1Those of us who work in the field of Native American studies and scholars who are Native American/American Indian often move freely between those two terms; this is in recognition of the fact that the terms are widely used in Indian Country by tribal communities. There has been a particular revival of the use of ‘American Indian’ on the grounds that this is the term used in the treaties.

2Howe’s Choctaw ancestors were mound-builders, and her people are noted as being numbered amongst the ancient mound civilizations that once inhabited south-eastern North America. The mounds built by the ancestors continue to be revered sites, and Nanih Waiya, which is located in Mississippi, is the mound that the Choctaw hold most sacred.

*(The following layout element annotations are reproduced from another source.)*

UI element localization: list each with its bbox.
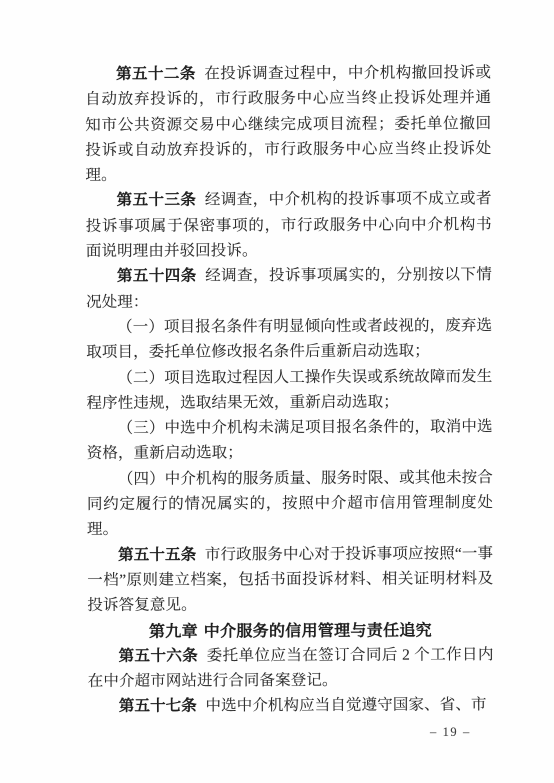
article-number: 第五十六条	[119, 646, 199, 664]
article-number: 第五十二条	[116, 65, 196, 83]
item-text: （一）项目报名条件有明显倾向性或者歧视的，废弃选取项目，委托单位修改报名条件后重…	[86, 317, 492, 361]
page-number: – 19 –	[430, 725, 471, 740]
item-text: （三）中选中介机构未满足项目报名条件的，取消中选资格，重新启动选取；	[87, 418, 493, 462]
article-paragraph-57: 第五十七条中选中介机构应当自觉遵守国家、省、市	[88, 693, 494, 720]
article-paragraph-56: 第五十六条委托单位应当在签订合同后 2 个工作日内在中介超市网站进行合同备案登记…	[88, 642, 494, 694]
article-paragraph-52: 第五十二条在投诉调查过程中，中介机构撤回投诉或自动放弃投诉的，市行政服务中心应当…	[85, 60, 492, 188]
article-text: 中选中介机构应当自觉遵守国家、省、市	[205, 697, 486, 715]
item-text: （二）项目选取过程因人工操作失误或系统故障而发生程序性违规，选取结果无效，重新启…	[86, 368, 492, 412]
list-item-3: （三）中选中介机构未满足项目报名条件的，取消中选资格，重新启动选取；	[87, 414, 493, 466]
document-page: 第五十二条在投诉调查过程中，中介机构撤回投诉或自动放弃投诉的，市行政服务中心应当…	[0, 0, 554, 783]
article-number: 第五十五条	[118, 545, 196, 563]
article-paragraph-55: 第五十五条市行政服务中心对于投诉事项应按照“一事一档”原则建立档案，包括书面投诉…	[87, 541, 493, 619]
item-text: （四）中介机构的服务质量、服务时限、或其他未按合同约定履行的情况属实的，按照中介…	[87, 469, 493, 538]
article-number: 第五十三条	[117, 191, 197, 209]
list-item-4: （四）中介机构的服务质量、服务时限、或其他未按合同约定履行的情况属实的，按照中介…	[87, 465, 493, 543]
list-item-2: （二）项目选取过程因人工操作失误或系统故障而发生程序性违规，选取结果无效，重新启…	[86, 364, 492, 416]
article-number: 第五十七条	[119, 697, 197, 715]
article-number: 第五十四条	[117, 267, 197, 285]
chapter-heading: 第九章 中介服务的信用管理与责任追究	[87, 617, 493, 644]
article-paragraph-53: 第五十三条经调查，中介机构的投诉事项不成立或者投诉事项属于保密事项的，市行政服务…	[86, 187, 492, 265]
list-item-1: （一）项目报名条件有明显倾向性或者歧视的，废弃选取项目，委托单位修改报名条件后重…	[86, 313, 492, 365]
article-paragraph-54: 第五十四条经调查，投诉事项属实的，分别按以下情况处理：	[86, 263, 492, 315]
document-body: 第五十二条在投诉调查过程中，中介机构撤回投诉或自动放弃投诉的，市行政服务中心应当…	[85, 60, 494, 719]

3Although she is primarily seen as preening, self-regarding and overly exacting—with very good reason—Mary Todd Lincoln is seen by some as a woman who suffered from disabling poor health, mental infirmity and the rigors of a bitterly hard life (she lost three sons to early deaths amongst other tribulations). For instance, around the time of the Abraham Lincoln Presidential Library and Museum’s special exhibit, ‘Mary Todd Lincoln: First Lady of Controversy’, Newsweek ran an article that included a quotation from Jason Emerson, author of The Madness of Mary Lincoln (2007), in which he said that Abraham Lincoln’s wife ‘suffered from bipolar disorder throughout her life’. The article also pointed out that several ‘prominent historians disagree’ with Emerson’s opinion. One of them, Jean Baker, author of Mary Todd Lincoln: A Biography (2008), told Newsweek that Mary Todd was ‘neurotic and narcissistic’, and that she would not quite ‘go with this insanity bit’ (Springen Citation2007). Troublingly, Mary Todd Lincoln put many of her pains down to the workings of a malevolent American Indian spirit, which she claimed was attacking her.